Frente a este panorama, la filosofía no aparece como un juicio condenatorio, sino como una posibilidad de comprensión y de resignificación. Pensar la Navidad desde la reflexión implica reconocer sus deformaciones sin renunciar a su potencial simbólico. Agradecer lo vivido, el presente, el alimento, el techo y la compañía no es un gesto ingenuo, sino una forma de resistencia frente a la lógica del tener. Permanecer en el presente, desear no desear más, vivir con atención y sobriedad se convierte en un acto profundamente subversivo en un mundo saturado de estímulos y promesas vacías.
En este punto, la obra Siddhartha de Hermann Hesse ofrece un eco sutil pero potente. El protagonista aprende que la plenitud no se encuentra en la acumulación ni en la negación radical del mundo, sino en la escucha profunda de la vida. “La sabiduría no se puede comunicar. La sabiduría que un sabio intenta comunicar siempre suena a locura”, escribe Hesse, recordándonos que el sentido no se impone, se experimenta. La Navidad, leída desde esta clave, podría ser menos un espectáculo y más un silencio compartido, menos un intercambio de objetos y más un reconocimiento mutuo.
Asimismo, Siddhartha descubre que todo fluye, que nada permanece fijo, y que aferrarse a las formas conduce al sufrimiento. “Todo vuelve”, señala Hesse en otro pasaje, y en esa circularidad se inscribe también la Navidad, heredera de antiguas festividades como los saturnales romanos y el solsticio de invierno. La noche más larga del año simbolizaba el tránsito, la espera, la promesa de la luz que regresa. Recuperar ese simbolismo implica despojar la fiesta de su estridencia y devolverle su carácter contemplativo.
En esa misma línea, resulta pertinente recordar la figura histórica de San Nicolás de Mira, obispo del siglo IV, cuya vida fue narrada siglos después por Jacobo de la Vorágine en La leyenda dorada. Nicolás no repartía lujos ni satisfacía deseos superfluos; ofrecía lo necesario a los pobres, actuaba en silencio y sin esperar reconocimiento. Su gesto no era espectáculo, sino ética encarnada. La distancia entre ese San Nicolás y el ícono contemporáneo revela, con claridad, el desplazamiento del sentido: de la compasión al consumo, del cuidado al mercado.
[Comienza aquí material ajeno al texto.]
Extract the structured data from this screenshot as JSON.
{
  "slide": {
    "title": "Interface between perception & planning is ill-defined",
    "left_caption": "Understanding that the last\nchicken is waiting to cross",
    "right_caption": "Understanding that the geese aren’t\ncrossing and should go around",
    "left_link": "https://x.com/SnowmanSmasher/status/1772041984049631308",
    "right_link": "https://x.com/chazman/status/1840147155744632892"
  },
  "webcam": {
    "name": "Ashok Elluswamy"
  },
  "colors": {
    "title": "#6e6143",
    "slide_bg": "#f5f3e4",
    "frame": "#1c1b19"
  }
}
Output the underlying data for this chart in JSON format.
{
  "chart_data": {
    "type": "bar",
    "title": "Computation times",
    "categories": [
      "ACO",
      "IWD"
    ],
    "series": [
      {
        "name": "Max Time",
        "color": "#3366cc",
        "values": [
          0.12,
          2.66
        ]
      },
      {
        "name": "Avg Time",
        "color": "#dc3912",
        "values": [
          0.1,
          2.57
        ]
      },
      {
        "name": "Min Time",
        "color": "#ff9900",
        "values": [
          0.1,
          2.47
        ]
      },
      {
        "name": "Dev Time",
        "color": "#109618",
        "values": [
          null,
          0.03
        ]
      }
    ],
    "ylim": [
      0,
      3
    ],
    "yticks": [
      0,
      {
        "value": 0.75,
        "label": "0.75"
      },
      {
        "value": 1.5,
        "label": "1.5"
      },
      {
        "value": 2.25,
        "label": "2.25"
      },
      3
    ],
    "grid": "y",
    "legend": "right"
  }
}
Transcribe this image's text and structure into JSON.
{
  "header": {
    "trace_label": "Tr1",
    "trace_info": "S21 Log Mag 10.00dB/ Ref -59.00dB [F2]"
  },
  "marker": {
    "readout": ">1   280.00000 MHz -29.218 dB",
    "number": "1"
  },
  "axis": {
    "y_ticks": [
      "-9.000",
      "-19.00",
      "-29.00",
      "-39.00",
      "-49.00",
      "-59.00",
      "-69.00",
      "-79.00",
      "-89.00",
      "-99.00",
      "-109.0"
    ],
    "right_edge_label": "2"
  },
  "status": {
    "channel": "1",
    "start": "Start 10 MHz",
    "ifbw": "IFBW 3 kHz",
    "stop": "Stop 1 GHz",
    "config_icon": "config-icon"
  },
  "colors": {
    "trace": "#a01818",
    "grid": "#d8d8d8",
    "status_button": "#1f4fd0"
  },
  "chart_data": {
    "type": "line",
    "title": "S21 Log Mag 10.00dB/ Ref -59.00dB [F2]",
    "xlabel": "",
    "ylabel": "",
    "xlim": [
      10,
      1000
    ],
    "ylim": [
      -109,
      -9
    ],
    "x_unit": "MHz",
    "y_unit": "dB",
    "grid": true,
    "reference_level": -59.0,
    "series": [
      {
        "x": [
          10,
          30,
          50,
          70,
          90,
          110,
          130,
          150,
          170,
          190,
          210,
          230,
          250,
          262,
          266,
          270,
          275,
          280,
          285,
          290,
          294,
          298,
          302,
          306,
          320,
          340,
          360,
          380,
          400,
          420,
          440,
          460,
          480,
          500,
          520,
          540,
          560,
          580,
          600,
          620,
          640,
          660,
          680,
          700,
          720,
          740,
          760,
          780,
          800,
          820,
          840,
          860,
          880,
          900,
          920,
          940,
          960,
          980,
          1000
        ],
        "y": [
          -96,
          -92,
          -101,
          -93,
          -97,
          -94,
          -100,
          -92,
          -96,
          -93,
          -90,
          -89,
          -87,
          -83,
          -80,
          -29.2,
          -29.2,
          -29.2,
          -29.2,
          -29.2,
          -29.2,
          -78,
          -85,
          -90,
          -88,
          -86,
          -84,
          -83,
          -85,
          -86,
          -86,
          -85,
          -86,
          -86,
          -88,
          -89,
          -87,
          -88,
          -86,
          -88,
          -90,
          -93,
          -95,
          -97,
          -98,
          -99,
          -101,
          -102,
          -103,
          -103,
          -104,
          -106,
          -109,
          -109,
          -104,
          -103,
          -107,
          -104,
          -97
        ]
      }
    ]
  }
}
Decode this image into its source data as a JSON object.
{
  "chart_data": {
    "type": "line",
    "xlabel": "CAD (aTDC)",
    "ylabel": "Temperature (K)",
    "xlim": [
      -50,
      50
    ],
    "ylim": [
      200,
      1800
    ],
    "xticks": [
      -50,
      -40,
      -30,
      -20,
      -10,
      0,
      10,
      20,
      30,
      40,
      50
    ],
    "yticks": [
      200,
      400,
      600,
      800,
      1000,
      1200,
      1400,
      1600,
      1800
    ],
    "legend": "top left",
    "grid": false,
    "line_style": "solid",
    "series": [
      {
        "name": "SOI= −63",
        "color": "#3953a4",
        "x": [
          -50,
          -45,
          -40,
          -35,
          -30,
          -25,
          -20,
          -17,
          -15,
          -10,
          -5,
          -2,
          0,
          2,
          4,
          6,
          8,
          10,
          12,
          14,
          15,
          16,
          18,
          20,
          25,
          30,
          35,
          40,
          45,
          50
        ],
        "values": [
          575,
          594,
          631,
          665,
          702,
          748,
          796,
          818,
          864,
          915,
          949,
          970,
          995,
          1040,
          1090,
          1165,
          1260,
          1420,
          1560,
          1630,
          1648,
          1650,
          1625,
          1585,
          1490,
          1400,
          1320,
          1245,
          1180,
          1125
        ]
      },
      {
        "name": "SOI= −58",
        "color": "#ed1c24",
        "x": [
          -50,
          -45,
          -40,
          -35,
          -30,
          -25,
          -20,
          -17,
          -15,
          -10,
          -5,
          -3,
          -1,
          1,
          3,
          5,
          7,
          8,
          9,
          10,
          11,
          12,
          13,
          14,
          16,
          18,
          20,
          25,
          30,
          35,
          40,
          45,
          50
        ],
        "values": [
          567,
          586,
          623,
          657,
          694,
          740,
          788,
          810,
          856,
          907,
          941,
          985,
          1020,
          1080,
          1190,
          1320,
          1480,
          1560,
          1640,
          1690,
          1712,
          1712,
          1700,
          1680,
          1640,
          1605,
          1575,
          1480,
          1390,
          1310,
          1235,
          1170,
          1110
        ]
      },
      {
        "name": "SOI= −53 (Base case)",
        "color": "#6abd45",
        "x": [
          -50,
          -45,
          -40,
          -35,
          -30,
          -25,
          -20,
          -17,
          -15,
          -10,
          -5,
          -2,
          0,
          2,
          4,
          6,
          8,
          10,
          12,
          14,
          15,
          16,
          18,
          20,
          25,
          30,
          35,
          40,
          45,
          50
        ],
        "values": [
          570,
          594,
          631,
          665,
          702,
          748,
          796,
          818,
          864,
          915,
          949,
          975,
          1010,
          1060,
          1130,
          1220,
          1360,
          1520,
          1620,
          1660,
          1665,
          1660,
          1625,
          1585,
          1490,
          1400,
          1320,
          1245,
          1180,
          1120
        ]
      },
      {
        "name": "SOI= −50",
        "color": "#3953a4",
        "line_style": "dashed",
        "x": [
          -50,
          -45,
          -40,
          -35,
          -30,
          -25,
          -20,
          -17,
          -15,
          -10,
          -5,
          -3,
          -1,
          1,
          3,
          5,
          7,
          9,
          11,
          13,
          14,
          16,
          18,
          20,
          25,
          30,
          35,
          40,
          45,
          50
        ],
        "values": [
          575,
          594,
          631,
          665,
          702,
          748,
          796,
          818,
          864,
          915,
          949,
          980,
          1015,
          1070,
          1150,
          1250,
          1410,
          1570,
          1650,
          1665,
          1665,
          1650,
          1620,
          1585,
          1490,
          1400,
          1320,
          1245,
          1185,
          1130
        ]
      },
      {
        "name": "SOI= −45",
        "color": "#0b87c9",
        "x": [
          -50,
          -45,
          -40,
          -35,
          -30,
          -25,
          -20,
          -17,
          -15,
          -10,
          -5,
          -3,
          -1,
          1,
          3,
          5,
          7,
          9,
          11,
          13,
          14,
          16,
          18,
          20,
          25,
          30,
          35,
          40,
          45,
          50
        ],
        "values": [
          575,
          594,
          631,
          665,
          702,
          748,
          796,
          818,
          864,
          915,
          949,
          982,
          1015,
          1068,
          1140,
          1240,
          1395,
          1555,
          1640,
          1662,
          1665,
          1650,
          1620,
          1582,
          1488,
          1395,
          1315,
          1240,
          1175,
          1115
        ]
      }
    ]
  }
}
Tal vez la Navidad, más que ser rechazada, necesita ser reeducada desde una sensibilidad filosófica y poética. No como un acto de negación del mundo, sino como una invitación a vivirlo de otra manera. Reconocer la caducidad de la vida, su carácter prestado, nos devuelve la urgencia de lo esencial. Abrazar lo que la vida ofrece sin exigirle más de lo que puede dar es, quizá, la enseñanza más profunda que comparte la filosofía con la experiencia navideña.
La vida se va en un abrir y cerrar de ojos. Y tal vez, en medio del ruido, la Navidad todavía pueda ser un instante de lucidez: no para tener más, sino para ser más conscientes; no para consumir, sino para comprender; no para desear sin medida, sino para habitar el presente con gratitud y sobriedad. En ese gesto mínimo, silencioso y humano, podría residir su verdadero sentido.
In silentio mei verba, la palabra es poder, la filosofía es libertad.